While work on the much-delayed Bangalore airport began early July, work at Hyderabad will take off on September 1. With just two months’ difference between the two, the question will now be: Who will reach the post first? As for deadlines, the Bangalore project is scheduled to be completed by April 2008, the airport at Hyderabad, which achieved financial closure last week, has a similar time-frame, “the first quarter of 2008”.
There is pride involved too. To finish first will mean bagging the tag of the first greenfield airport in the country to be completed with a majority (74 per cent) stake held by private consortium.
Different models
The two airports have followed different business models. In the Bangalore project, three major partners (Siemens, Zurich Airport Authority and Larsen & Toubro) were selected. They will build the airport and operate it (with the state and Union governments also having a stake).
In Hyderabad, GMR Infrastructure Limited (63 per cent stake) and Malaysia Airport Holdings Berhad (11 per cent) along with the state and Central governments have formed the operating company. This company selected through global bidding firms for the airside and landside work (ALS) and the passenger terminal building (PTB). The Rs 495 crore ALS work was bagged by L&T while the Rs 615 crore PTB work was awarded to China State Construction Engineering (Hong Kong) Ltd.
In the Bangalore project, Siemens holds 40 per cent of the 74 per cent private sector holding while Zurich and L&T have 17 per cent each.
The Bangalore model of awarding construction to the promoters came under fire as a Parliamentary Standing Committee described it as not transparent and called for a probe by an independent agency. The state coughed up Rs 350 crore while the land was given free. The engineering, procurement and construction work has been given to L&T for Rs 550 crore, Siemens India for Rs 175 crore and Siemens Germany for Rs 159 crore.

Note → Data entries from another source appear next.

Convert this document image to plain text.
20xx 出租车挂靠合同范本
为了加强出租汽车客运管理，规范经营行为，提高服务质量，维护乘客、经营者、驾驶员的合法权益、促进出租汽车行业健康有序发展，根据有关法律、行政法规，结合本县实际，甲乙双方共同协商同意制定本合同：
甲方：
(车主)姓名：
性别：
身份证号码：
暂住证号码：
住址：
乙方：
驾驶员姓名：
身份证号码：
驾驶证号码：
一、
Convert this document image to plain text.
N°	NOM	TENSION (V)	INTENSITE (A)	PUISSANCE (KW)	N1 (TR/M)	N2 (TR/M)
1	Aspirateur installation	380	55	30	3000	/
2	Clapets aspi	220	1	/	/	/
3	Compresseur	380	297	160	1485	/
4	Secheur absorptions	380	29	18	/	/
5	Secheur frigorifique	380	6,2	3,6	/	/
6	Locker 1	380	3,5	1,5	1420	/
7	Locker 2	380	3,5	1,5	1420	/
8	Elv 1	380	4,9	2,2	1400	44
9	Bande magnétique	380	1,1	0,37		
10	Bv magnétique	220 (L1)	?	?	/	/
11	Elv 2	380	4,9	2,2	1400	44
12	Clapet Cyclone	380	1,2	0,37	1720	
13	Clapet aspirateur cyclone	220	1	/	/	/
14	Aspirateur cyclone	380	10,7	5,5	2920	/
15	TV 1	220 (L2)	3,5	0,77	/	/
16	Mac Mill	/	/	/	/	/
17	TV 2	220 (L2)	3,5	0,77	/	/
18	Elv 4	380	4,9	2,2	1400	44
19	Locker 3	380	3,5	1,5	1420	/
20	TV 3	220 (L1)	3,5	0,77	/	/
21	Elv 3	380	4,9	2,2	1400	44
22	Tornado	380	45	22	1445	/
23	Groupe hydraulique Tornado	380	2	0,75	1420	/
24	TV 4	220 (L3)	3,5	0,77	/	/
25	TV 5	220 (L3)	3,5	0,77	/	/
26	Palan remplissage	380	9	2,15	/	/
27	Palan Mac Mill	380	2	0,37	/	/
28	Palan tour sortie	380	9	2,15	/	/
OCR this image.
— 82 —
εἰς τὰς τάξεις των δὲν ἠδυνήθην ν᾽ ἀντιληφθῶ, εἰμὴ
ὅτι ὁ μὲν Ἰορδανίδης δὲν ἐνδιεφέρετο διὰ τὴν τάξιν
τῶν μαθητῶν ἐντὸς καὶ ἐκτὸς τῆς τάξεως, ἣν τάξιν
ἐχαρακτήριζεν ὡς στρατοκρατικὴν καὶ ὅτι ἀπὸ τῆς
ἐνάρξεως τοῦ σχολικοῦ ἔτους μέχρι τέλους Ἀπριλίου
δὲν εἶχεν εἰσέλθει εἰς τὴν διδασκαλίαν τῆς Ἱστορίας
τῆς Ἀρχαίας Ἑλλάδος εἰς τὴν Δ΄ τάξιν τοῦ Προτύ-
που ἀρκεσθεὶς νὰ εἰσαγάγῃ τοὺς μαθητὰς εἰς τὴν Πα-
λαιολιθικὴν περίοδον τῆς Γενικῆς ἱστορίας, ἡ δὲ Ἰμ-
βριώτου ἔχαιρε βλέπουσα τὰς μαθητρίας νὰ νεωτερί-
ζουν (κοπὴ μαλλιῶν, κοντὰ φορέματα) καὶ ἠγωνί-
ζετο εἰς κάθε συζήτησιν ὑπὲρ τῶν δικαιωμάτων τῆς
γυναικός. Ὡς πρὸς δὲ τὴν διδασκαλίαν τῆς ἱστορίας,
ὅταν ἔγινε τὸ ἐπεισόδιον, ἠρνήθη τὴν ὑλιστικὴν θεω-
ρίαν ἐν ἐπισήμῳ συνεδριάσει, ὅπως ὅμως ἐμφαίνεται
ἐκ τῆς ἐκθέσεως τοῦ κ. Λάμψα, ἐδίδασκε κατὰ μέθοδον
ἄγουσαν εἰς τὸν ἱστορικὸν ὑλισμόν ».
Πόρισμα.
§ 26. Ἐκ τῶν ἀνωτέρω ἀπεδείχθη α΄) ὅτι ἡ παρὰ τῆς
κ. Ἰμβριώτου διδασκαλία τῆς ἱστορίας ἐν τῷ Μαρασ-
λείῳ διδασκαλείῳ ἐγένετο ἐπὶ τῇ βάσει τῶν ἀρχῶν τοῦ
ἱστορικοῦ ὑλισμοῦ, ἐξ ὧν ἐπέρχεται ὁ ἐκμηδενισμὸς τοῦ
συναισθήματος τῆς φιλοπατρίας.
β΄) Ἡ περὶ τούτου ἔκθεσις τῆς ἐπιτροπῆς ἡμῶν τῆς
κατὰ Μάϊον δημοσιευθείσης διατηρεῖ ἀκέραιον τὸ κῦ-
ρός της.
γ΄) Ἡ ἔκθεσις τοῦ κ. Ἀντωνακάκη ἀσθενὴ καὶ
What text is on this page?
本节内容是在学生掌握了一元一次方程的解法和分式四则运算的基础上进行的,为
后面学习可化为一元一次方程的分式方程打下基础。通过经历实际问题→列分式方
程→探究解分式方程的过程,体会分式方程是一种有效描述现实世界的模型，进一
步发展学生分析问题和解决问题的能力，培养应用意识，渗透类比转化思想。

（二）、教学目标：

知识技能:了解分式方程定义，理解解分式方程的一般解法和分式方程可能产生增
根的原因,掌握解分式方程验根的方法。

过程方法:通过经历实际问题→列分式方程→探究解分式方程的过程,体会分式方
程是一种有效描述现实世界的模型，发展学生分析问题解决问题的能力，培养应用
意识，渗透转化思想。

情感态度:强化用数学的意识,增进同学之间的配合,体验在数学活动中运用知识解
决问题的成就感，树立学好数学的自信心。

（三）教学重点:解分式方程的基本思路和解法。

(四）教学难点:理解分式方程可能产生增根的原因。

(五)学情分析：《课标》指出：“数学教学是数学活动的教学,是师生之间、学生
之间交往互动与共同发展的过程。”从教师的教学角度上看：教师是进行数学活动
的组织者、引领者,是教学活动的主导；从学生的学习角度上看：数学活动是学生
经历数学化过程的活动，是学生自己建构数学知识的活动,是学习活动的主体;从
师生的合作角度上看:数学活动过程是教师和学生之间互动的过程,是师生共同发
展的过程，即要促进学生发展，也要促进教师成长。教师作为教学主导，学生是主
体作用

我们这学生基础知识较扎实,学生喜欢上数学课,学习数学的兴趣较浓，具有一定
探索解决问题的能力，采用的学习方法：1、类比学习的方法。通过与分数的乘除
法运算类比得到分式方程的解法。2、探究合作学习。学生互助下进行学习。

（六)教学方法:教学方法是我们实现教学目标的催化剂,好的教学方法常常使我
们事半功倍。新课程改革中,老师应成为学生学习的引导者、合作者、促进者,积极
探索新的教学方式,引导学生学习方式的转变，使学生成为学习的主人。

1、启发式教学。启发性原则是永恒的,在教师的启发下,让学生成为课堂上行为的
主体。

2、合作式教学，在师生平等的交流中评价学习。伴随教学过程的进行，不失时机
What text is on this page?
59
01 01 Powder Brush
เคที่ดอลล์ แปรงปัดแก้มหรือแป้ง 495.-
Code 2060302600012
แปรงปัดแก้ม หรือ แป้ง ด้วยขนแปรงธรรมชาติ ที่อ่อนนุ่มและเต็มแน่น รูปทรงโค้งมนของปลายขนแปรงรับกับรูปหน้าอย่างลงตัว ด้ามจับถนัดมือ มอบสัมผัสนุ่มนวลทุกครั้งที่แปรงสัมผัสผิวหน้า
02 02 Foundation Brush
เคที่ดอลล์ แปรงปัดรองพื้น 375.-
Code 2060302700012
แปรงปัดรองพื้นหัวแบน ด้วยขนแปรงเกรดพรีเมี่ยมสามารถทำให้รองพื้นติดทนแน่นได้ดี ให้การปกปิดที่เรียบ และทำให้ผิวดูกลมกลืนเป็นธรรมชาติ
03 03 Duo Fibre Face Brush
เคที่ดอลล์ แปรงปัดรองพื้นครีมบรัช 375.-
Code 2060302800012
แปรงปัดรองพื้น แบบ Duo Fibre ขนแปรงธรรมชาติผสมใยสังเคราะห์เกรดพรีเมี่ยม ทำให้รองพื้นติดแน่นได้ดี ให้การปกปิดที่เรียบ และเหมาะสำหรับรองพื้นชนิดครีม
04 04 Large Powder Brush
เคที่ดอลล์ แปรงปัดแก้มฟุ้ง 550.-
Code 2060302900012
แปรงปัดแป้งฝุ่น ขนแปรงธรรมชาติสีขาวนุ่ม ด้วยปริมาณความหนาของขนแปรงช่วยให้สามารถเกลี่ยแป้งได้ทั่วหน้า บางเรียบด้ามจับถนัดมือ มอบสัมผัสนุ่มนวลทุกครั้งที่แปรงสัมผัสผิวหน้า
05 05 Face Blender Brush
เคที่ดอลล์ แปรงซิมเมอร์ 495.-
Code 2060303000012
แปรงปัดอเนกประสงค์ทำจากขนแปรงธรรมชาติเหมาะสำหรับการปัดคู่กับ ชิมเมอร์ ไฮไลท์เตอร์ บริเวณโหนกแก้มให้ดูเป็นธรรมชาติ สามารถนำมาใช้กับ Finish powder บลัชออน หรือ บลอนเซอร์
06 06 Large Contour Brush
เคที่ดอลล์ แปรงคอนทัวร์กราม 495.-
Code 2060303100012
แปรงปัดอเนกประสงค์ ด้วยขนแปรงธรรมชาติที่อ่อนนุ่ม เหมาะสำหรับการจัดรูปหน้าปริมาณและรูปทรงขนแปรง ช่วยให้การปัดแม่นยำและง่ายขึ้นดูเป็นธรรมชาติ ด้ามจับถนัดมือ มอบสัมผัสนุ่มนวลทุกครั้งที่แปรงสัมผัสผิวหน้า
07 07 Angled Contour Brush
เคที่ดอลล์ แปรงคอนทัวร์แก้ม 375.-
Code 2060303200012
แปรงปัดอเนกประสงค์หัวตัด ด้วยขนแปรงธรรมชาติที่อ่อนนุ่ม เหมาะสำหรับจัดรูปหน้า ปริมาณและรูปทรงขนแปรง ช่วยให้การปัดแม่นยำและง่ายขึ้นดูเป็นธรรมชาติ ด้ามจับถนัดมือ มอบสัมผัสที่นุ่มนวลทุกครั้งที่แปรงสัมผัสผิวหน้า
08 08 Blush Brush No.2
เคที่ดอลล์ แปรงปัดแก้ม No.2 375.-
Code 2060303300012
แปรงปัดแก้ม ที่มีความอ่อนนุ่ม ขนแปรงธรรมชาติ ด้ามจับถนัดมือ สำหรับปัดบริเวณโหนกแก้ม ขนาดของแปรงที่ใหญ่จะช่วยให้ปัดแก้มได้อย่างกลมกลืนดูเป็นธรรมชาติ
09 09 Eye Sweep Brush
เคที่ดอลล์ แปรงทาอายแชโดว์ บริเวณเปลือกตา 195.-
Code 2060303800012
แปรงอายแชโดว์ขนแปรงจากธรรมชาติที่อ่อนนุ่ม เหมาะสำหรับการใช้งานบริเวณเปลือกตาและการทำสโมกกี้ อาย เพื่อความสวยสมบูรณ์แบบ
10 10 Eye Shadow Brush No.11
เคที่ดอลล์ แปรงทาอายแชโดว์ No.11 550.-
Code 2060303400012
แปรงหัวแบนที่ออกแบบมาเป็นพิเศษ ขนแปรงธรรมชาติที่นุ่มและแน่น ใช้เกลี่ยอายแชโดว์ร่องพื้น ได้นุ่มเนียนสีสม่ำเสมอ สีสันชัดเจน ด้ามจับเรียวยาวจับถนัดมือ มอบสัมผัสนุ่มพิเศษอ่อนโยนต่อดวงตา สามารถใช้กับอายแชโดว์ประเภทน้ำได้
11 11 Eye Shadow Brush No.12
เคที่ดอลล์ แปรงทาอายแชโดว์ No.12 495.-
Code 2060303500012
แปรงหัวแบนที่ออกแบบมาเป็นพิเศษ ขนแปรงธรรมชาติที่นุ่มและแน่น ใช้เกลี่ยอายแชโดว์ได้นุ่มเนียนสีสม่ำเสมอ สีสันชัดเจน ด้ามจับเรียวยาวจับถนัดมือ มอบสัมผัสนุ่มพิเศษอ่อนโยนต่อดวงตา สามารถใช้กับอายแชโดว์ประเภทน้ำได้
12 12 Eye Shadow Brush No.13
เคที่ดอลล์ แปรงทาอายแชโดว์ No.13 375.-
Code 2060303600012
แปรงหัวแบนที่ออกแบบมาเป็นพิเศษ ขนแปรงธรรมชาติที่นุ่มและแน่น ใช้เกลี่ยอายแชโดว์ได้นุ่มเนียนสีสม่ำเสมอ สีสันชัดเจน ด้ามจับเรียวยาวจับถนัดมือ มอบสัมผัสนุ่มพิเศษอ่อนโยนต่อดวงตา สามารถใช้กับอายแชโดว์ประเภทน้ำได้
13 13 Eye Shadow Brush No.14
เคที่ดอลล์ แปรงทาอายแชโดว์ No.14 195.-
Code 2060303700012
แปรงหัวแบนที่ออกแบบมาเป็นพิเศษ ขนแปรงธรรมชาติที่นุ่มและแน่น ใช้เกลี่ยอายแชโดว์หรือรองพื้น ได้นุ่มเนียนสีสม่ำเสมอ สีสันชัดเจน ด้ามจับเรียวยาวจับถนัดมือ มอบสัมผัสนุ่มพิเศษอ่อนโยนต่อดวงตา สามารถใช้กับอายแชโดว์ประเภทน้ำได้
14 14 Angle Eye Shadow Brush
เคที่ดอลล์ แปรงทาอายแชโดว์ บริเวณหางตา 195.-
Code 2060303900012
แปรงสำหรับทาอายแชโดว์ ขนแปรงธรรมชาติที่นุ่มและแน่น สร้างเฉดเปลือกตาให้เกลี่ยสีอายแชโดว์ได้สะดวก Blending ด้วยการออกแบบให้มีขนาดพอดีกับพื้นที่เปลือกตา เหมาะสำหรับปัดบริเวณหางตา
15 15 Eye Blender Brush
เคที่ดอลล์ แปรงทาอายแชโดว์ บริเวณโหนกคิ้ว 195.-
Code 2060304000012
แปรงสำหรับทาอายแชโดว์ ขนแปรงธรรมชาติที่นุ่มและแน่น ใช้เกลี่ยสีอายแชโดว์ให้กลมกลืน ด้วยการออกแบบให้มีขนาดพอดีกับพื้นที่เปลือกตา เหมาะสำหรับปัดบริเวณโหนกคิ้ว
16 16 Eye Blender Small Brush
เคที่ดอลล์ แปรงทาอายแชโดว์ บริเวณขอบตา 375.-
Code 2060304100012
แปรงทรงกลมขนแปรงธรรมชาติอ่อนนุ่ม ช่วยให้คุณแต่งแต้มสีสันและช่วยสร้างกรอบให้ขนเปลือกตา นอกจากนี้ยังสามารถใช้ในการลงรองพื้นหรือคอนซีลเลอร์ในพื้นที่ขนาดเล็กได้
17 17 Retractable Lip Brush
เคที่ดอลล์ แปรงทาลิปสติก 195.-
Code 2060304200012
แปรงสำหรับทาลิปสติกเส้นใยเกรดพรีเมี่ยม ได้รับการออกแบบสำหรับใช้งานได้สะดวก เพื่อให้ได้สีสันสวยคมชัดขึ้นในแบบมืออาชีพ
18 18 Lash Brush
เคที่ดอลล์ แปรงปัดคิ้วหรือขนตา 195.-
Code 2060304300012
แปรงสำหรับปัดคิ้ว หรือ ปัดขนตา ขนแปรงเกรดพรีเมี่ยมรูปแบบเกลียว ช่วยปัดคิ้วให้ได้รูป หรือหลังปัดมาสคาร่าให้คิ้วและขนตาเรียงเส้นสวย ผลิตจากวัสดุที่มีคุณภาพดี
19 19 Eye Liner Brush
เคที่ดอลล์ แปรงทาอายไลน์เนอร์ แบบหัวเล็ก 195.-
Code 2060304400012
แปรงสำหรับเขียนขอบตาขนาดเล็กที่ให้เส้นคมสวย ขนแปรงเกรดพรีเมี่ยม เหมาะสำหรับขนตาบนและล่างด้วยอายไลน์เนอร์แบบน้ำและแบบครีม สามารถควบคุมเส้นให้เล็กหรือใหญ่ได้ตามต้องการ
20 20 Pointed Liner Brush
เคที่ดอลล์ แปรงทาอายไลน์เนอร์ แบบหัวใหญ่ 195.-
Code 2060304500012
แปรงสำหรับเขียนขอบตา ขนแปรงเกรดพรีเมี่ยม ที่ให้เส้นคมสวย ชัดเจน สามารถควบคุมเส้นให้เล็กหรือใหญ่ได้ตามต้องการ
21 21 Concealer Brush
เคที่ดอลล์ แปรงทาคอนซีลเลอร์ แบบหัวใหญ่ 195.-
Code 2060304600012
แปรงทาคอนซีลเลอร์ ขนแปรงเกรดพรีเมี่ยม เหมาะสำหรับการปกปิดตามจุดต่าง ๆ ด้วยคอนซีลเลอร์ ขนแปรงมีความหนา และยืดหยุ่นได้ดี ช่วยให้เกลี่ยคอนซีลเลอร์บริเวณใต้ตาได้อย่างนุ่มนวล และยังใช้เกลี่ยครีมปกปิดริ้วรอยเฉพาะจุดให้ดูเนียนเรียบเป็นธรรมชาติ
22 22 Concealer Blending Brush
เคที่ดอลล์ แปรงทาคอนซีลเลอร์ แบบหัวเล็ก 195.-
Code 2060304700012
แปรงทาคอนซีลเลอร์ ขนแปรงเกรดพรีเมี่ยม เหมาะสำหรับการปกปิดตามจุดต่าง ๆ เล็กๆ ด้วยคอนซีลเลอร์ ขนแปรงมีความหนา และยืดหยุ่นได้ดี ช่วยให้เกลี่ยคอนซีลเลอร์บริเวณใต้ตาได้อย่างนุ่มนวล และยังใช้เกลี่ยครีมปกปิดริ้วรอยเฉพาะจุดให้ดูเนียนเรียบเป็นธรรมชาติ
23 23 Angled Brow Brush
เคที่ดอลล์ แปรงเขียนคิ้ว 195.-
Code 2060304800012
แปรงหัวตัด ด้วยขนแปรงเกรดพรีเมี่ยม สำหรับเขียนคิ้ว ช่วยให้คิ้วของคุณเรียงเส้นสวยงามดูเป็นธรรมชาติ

As regards financial structure of the Rs 1,411 crore Bangalore project, Rs 735 crore comes as debt from lenders, Rs 326 crore from equity (including Rs 85 crore from the state and Centre and Rs 240 crore from private partners) and the rest from the State. The financial structure of the Rs 1,663 crore Hyderabad (Shamshabad) airport (with an additional contingency of Rs 97 crore) is: debt Rs 960 crore, equity Rs 378 crore, interest free loan from state Rs 315 crore and state support as grant Rs 107 crore. While ICICI is the lead bank for the Bangalore project, IDFC is the lead lender of the consortium in Hyderabad.
Difficult path
The two consortiums treaded different routes before things reached this stage. The Government of Karnataka first took up the Bangalore project way back in 1992-93 while the Hyderabad project took shape around 1998.
It had been a difficult path all the way for the Bangalore airport, what with political interference and bureaucratic indifference — especially at the Centre — taking 12 long years to begin construction. Troubled by the two factors, the first private sector partner, the Tatas, left the scene and a new global tender had to be floated in which the Siemens-led consortium secured the contract. Then began a gruelling journey for approvals, clearances and permissions, which itself almost became a never-ending story.
Unlike the Bangalore project, the Hyderabad airport did not wait that long for clearances. That Andhra Pradesh had an aggressive chief minister in Chandrababu Naidu, and that his TDP was a major ally of the then NDA government at the Centre, ensured that the files moved fast. It also had the benefit of the Centre having a clear idea of the concept of private airports and the amended Aircraft Act, thanks to the Bangalore airport experience.